Kein Bienenschutz: Aigners Versagen der letzten Jahre

Doch die von Aigner angekündigte nationale Strategie, um die chemischen Gifte zu verringern, gibt es bisher nicht. Und das, obwohl sich sogar ihre eigenen Wähler mehr Schutz der Bienen wünschen: Vor dem Hintergrund der kommenden Landtagswahl in Bayern hat Greenpeace eine repräsentative Forsa-Umfrage in Auftrag gegebenen. Danach wünscht sich der Großteil der Bayern besseren Bienenschutz. 94 Prozent der Bayern meinen, die Agrar- und Umweltpolitik solle mehr gegen das Bienensterben tun. Zwei Drittel der Befragten befürworten ein Verbot von Pestiziden, auch wenn dadurch die Ernte der Landwirte schrumpfen würde.

"Bundeslandwirtschaftsministerin Ilse Aigner ist es in sechs Jahren Amtszeit nicht gelungen, den Wünschen der Bevölkerung nach einer bienenfreundlichen und naturnahen Landwirtschaft nachzukommen", sagt Dirk Zimmermann, Landwirtschaftsexperte bei Greenpeace. "Immer mehr Bienen sterben, der Pestizideinsatz steigt, großflächige Monokulturen nehmen zu. Ausgeräumte, öde Agrarlandschaften sind Ausdruck ihrer mangelhaften Agrarpolitik." Aigner hatte angekündigt, nach der Bundestagswahl wieder in die bayerische Landespolitik zurückzukehren.

In den letzten Jahren sind die Bienenpopulationen weltweit zurückgegangen. In Europa starben jährlich 20 Prozent der Bienenvölker, in Deutschland sogar bis zu 30 Prozent.
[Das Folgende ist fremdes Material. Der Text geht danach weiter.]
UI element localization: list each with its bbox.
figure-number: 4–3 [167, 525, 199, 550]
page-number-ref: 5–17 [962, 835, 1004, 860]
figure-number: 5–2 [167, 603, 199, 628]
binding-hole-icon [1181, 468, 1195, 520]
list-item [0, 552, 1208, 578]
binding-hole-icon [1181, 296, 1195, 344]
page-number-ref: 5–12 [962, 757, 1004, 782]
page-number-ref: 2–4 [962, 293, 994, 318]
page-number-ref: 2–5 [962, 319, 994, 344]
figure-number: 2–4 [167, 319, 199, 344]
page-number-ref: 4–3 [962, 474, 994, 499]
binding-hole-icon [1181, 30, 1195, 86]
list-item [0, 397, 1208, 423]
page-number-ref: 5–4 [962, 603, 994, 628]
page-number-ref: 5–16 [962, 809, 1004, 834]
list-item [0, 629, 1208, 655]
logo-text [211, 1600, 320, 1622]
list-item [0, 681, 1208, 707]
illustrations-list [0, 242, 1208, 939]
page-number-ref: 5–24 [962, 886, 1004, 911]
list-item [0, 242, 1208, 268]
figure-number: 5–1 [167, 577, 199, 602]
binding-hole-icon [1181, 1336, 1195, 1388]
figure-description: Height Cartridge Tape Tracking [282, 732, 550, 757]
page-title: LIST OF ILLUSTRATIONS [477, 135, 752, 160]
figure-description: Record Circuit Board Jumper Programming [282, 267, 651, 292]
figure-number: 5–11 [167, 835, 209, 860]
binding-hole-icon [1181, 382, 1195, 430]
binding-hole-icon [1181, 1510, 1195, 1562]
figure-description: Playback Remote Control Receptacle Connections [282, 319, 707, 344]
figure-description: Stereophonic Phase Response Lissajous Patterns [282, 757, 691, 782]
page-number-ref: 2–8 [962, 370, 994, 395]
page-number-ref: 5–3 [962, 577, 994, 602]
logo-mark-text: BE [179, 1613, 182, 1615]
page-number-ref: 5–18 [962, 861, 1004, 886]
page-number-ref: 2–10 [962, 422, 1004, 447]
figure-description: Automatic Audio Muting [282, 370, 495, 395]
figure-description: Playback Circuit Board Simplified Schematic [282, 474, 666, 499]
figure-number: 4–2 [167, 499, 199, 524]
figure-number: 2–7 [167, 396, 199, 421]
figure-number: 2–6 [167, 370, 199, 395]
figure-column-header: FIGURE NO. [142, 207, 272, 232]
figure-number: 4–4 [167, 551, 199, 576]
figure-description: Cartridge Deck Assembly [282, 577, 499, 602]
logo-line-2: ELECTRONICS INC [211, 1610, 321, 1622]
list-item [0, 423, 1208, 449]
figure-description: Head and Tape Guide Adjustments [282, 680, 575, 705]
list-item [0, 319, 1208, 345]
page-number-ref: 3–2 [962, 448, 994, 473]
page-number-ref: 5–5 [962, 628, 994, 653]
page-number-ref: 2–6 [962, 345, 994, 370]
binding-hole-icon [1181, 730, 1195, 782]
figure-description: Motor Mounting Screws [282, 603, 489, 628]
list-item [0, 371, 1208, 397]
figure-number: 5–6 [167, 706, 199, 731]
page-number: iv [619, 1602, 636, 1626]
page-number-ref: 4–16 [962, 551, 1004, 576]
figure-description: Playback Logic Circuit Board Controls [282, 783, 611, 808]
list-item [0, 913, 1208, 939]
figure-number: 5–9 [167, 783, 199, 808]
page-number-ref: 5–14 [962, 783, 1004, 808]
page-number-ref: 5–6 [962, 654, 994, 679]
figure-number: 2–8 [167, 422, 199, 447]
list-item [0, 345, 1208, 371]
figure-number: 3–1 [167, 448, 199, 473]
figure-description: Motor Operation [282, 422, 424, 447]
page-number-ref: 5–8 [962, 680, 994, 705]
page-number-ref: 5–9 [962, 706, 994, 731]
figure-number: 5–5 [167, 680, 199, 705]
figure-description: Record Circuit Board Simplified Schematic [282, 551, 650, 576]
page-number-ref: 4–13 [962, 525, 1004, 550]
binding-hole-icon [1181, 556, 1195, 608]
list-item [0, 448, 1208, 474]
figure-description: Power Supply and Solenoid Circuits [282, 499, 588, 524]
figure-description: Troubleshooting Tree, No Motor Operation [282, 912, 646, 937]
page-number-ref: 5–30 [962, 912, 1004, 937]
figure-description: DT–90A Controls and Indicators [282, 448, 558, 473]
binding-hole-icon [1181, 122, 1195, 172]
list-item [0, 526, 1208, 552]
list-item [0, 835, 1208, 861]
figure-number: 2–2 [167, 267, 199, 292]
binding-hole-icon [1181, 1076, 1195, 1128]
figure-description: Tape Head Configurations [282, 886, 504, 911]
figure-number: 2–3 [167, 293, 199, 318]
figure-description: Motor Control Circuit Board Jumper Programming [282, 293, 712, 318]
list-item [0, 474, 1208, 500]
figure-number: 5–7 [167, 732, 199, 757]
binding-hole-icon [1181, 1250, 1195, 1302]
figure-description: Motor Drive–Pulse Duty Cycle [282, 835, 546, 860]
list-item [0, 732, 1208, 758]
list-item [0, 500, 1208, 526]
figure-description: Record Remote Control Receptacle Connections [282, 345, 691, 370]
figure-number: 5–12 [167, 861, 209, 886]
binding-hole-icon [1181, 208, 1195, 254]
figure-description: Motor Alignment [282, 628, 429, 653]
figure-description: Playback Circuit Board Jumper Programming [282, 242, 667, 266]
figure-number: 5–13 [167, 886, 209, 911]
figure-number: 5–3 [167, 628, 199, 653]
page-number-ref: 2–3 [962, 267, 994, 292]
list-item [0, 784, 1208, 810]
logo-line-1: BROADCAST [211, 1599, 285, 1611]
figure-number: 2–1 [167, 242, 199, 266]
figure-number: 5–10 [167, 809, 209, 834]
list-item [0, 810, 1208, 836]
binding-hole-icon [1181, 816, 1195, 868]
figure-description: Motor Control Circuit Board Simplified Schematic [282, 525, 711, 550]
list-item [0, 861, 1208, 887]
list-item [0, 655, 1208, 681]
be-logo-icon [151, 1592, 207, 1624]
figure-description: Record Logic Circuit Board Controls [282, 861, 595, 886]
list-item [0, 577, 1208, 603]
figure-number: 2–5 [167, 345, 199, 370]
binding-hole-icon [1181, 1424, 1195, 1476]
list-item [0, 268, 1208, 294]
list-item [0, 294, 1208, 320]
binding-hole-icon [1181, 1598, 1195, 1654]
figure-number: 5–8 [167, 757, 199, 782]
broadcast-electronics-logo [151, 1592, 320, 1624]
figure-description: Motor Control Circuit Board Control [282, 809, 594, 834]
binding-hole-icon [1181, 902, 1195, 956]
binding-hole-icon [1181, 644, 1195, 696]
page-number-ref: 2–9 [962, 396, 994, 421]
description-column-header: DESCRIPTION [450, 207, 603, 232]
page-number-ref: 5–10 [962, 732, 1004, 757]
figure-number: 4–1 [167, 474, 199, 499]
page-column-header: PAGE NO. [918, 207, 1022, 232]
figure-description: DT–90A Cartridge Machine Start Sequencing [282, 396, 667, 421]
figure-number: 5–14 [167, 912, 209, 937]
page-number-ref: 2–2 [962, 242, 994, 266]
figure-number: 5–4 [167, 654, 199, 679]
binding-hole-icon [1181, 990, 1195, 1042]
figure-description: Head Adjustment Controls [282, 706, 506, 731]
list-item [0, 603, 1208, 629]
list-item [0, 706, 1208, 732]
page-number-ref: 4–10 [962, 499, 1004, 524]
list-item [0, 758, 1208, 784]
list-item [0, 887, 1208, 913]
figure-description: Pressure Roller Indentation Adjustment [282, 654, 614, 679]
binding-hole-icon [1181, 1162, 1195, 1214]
Dafür sind nicht nur Krankheiten, Parasiten und Klimawandel verantwortlich, sondern vor allem die industrielle Landwirtschaft.

In ihrer Zeit als Bundeslandwirtschaftsministerin hat Ilse Aigner einen ökologischen Umbau der deutschen Landwirtschaft nicht nur verpasst, sondern ihm sogar geschadet. Mit ihrer schädlichen Biomassepolitik hat sie stattdessen den ausgedehnten Anbau von Energiemais vorangetrieben, die Nitratbelastung von Gewässern ist gestiegen und die von der Landwirtschaft verursachten Klimagase sind nicht weniger geworden. Der deutsche Ökolandbau hat in den letzten Jahren Marktanteile ans Ausland verloren und auch auf europäischer Ebene hat Aigner nichts für einen ökologischen Umbau getan. "Aigner hat nahezu alle Umweltziele verfehlt. Wir fordern von ihrem Nachfolger einen radikalen Strukturwandel in der Landwirtschaft für Umwelt, Tier und Mensch. Auch das Wohlergehen der Biene wird davon abhängen - nichts weniger erwarten auch die Wähler", so Dirk Zimmermann.